3 Responses to “Amazon Target of Weird Nostalgic Attack”
  1. Big Al says:

    But companies doing these types of things are causing a loss of a dynamic marketplace. In this day and age of computers it would so very easy for a manufacturer to have total control over it's product, from marketing to sales to delivery, killing competiton in a free and open marketplace and thereby controlling prices via supply.
    My recent post A Proclamation…

  2. Big Al says:

    Big boxes have already put a huge dent in what was once the most dynamic of any market in the world, the small retailer. And we've seen the job loss that goes with it. You can almost relate it to modern farming – what once took many people and many peices of equipment now takes only a very few people and little equipment, and what was once an important part of the fabric of our country has vertually disappeared – farm workers. At the same time we have seen prices for that equipment skyrocket far above just the innovative features they now include. No one could just start from scratch and become a small farmer now. Will one day the ability to be a small retailer disappear too? We are already seeing small town America dry up right before our eyes.
    Competition is a great thing when it's fair. But given when a company becomes large enough to do away with it's competition and can control a market it's the consumer that loses in the end.
    My recent post A Proclamation…

    • Brian Garst says:

      This is simply untrue. First of all, are we not unquestionably better off than when it took a vast majority of our labor just to feed ourselves? How can anyone complain that families do not have to work 12 hour days in the fields just to put food on the table? And I find it highly unlikely that equipment of equivalent quality and capability is more expensive than in the past if inflation is taken into account, as it must be.
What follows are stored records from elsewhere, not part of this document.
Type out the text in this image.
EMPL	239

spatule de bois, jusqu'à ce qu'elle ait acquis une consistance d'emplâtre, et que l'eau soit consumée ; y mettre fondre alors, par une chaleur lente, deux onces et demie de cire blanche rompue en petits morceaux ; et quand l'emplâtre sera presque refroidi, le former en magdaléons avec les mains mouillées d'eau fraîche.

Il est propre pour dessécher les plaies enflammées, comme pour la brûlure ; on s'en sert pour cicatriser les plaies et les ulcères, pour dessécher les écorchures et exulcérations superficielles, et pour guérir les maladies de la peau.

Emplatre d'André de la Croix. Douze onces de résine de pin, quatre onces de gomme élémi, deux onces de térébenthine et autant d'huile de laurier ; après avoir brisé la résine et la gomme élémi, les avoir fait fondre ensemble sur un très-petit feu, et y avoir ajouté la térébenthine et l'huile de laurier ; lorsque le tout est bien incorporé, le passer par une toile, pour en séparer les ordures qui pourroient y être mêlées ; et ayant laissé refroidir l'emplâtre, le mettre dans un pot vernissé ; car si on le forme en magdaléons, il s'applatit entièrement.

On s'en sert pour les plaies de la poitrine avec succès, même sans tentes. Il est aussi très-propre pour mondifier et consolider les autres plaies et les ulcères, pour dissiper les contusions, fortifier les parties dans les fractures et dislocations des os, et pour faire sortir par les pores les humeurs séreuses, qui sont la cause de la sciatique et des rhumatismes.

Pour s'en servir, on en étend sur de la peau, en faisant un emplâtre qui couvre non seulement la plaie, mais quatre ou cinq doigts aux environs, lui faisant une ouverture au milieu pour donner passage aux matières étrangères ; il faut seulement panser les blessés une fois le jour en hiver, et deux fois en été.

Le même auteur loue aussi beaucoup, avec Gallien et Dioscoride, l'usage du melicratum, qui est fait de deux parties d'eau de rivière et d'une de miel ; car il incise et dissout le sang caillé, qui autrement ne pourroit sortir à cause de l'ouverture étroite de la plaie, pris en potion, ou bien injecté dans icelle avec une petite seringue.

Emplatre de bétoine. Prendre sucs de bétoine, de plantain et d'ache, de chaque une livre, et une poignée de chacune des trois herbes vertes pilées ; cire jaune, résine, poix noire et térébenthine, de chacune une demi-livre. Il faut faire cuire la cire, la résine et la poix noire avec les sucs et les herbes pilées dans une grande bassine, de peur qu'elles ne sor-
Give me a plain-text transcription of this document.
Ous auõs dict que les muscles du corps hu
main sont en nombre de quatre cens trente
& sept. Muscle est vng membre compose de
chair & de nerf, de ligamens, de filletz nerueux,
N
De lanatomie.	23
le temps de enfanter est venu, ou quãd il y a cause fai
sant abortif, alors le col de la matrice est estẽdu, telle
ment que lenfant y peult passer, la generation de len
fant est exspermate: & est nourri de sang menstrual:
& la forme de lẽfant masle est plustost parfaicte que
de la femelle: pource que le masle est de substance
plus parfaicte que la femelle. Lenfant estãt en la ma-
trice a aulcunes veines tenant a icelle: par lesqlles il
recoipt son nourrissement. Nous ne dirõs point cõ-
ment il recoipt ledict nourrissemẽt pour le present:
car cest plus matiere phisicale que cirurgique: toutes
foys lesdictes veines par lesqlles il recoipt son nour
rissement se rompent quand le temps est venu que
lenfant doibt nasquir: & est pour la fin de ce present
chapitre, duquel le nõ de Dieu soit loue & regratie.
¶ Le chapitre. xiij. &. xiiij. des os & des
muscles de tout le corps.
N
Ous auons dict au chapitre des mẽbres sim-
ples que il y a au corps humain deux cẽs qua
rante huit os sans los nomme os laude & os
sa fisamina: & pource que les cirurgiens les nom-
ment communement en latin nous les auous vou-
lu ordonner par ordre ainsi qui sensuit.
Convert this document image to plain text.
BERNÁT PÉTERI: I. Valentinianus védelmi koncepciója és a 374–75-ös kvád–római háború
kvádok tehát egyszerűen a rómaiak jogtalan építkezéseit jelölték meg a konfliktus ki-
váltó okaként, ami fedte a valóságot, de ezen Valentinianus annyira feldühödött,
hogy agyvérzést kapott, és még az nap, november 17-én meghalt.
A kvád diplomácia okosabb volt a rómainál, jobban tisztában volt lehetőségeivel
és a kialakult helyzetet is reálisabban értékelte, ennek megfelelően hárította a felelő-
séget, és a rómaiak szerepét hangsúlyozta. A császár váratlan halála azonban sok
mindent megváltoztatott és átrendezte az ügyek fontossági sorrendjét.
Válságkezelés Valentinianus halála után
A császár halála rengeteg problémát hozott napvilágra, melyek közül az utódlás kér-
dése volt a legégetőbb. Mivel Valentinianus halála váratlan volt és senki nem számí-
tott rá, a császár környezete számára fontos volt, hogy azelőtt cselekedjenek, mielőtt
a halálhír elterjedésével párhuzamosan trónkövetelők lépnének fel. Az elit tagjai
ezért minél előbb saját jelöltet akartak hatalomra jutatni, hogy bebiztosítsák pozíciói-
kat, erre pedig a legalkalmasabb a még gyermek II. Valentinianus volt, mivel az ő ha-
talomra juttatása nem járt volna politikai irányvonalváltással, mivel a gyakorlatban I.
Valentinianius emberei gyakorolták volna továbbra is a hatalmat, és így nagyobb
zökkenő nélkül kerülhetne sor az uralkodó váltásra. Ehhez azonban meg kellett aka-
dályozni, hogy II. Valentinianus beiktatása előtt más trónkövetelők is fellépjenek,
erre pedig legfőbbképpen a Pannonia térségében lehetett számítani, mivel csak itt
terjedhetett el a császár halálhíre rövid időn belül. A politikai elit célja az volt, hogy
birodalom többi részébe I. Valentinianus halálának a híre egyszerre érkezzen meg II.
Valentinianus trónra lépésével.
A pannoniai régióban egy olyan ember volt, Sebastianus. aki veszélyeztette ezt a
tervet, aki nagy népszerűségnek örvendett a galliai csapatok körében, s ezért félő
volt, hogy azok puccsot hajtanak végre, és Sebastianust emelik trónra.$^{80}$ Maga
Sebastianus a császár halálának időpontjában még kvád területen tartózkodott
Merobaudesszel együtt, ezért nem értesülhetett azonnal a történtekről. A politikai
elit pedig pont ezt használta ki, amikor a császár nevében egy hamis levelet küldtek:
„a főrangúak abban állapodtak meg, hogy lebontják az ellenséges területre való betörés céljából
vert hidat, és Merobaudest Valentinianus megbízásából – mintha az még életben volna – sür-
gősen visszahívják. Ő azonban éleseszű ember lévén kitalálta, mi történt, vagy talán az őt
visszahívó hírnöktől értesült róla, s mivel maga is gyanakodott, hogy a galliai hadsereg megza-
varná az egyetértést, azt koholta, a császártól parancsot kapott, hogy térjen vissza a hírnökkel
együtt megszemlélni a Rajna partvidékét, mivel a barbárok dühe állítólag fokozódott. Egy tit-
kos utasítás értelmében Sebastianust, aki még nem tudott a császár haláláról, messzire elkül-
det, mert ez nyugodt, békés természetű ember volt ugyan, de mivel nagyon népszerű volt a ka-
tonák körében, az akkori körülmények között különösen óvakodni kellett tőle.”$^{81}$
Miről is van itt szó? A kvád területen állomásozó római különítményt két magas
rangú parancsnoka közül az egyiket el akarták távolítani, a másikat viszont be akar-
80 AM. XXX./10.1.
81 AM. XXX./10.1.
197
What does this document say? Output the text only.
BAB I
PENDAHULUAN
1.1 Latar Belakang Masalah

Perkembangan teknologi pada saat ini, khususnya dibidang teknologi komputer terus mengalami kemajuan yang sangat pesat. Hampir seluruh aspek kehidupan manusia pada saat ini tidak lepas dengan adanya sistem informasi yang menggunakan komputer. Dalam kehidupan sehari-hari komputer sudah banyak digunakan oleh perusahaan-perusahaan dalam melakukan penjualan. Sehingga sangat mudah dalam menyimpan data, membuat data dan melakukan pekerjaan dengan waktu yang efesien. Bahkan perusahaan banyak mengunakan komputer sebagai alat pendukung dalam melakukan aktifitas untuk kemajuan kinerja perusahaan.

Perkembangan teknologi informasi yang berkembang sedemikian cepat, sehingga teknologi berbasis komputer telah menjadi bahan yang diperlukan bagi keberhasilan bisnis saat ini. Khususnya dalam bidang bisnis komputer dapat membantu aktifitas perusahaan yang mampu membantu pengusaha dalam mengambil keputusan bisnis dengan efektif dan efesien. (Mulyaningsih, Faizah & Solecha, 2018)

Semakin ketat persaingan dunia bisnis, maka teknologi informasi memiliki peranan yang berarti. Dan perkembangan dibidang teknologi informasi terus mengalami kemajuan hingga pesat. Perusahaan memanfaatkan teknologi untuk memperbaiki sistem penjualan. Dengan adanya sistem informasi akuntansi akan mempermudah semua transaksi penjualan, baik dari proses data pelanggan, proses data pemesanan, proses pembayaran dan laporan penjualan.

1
      Second, I don't see any evidence of lack of competition. What I see are hugely beneficial innovations for consumers (I do more reading of more authors now than ever, thanks to Amazon's many features) and vast technological innovation.

      One of the biggest confusions regarding market competition is that success somehow undermines competition, or renders it unfair. But a race is not unfair just because one runner is faster than the others. So long as there are no barriers to entry that prevent new competition from challenging the dominant forces, there exist the benefits of competition. In other words, if Amazon slacks off, another will take their place.